By Pat Garofalo
In 2009, 1,470 households reported income of more than $1 million but paid no federal income tax on it, through their use of various tax loopholes and shelters. Tax rates for millionaires have fallen by 25 percent since the mid-’90s, while one quarter of millionaires currently pay lower tax rates than the average middle-class household.

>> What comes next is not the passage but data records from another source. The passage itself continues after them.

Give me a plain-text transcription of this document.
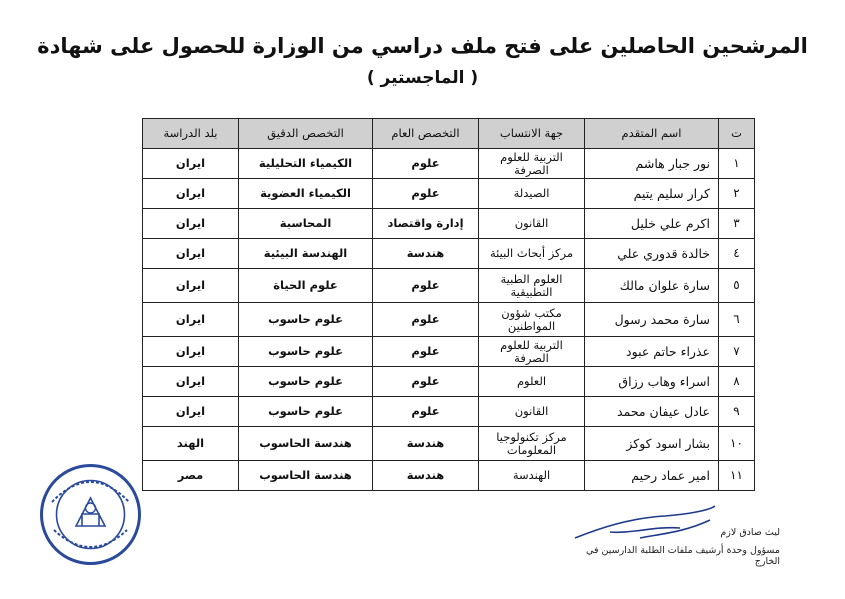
المرشحين الحاصلين على فتح ملف دراسي من الوزارة للحصول على شهادة
( الماجستير )
ت	اسم المتقدم	جهة الانتساب	التخصص العام	التخصص الدقيق	بلد الدراسة
١	نور جبار هاشم	التربية للعلوم الصرفة	علوم	الكيمياء التحليلية	ايران
٢	كرار سليم يتيم	الصيدلة	علوم	الكيمياء العضوية	ايران
٣	اكرم علي خليل	القانون	إدارة واقتصاد	المحاسبة	ايران
٤	خالدة قدوري علي	مركز أبحاث البيئة	هندسة	الهندسة البيئية	ايران
٥	سارة علوان مالك	العلوم الطبية التطبيقية	علوم	علوم الحياة	ايران
٦	سارة محمد رسول	مكتب شؤون المواطنين	علوم	علوم حاسوب	ايران
٧	عذراء حاتم عبود	التربية للعلوم الصرفة	علوم	علوم حاسوب	ايران
٨	اسراء وهاب رزاق	العلوم	علوم	علوم حاسوب	ايران
٩	عادل عيفان محمد	القانون	علوم	علوم حاسوب	ايران
١٠	بشار اسود كوكز	مركز تكنولوجيا المعلومات	هندسة	هندسة الحاسوب	الهند
١١	امير عماد رحيم	الهندسة	هندسة	هندسة الحاسوب	مصر
ليث صادق لازم
مسؤول وحدة أرشيف ملفات الطلبة الدارسين في الخارج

Numbers like these are the driving force behind the Buffett rule, the administration’s proposal aimed at ensuring that millionaires can’t pay lower tax rates than middle-class families. To add to the pile of evidence that such a rule is necessary, Bloomberg News ran a segment today on billionaires who manipulate the tax code to lower their tax rate all the way down to one percent:
Warren Buffett became the de facto face of the effort to increase taxes for the nation’s wealthiest when he proclaimed his secretary had a higher tax rate than he does, his being 17 percent. But the real figure for billionaires is often a lot smaller than that. Sometimes they even have a tax rate as low as 1 percent. That’s because they derive the bulk of their income from stock appreciation, and they use complicated strategies — some of them — to make sure those gains don’t get classified as taxable income. Basically what they do is enter into transactions known as “variable pre-paid forward contracts” and it can enable them to defer paying capital gains tax until a later date…Much of the wealth never converts into income on a tax return.Watch it:
The tax code is full of provisions that help the very wealthy, like the pernicious carried interest loophole or the preferential treatment of investment income. And the end result is a tax code that advantages the 1 percent over the 99 percent.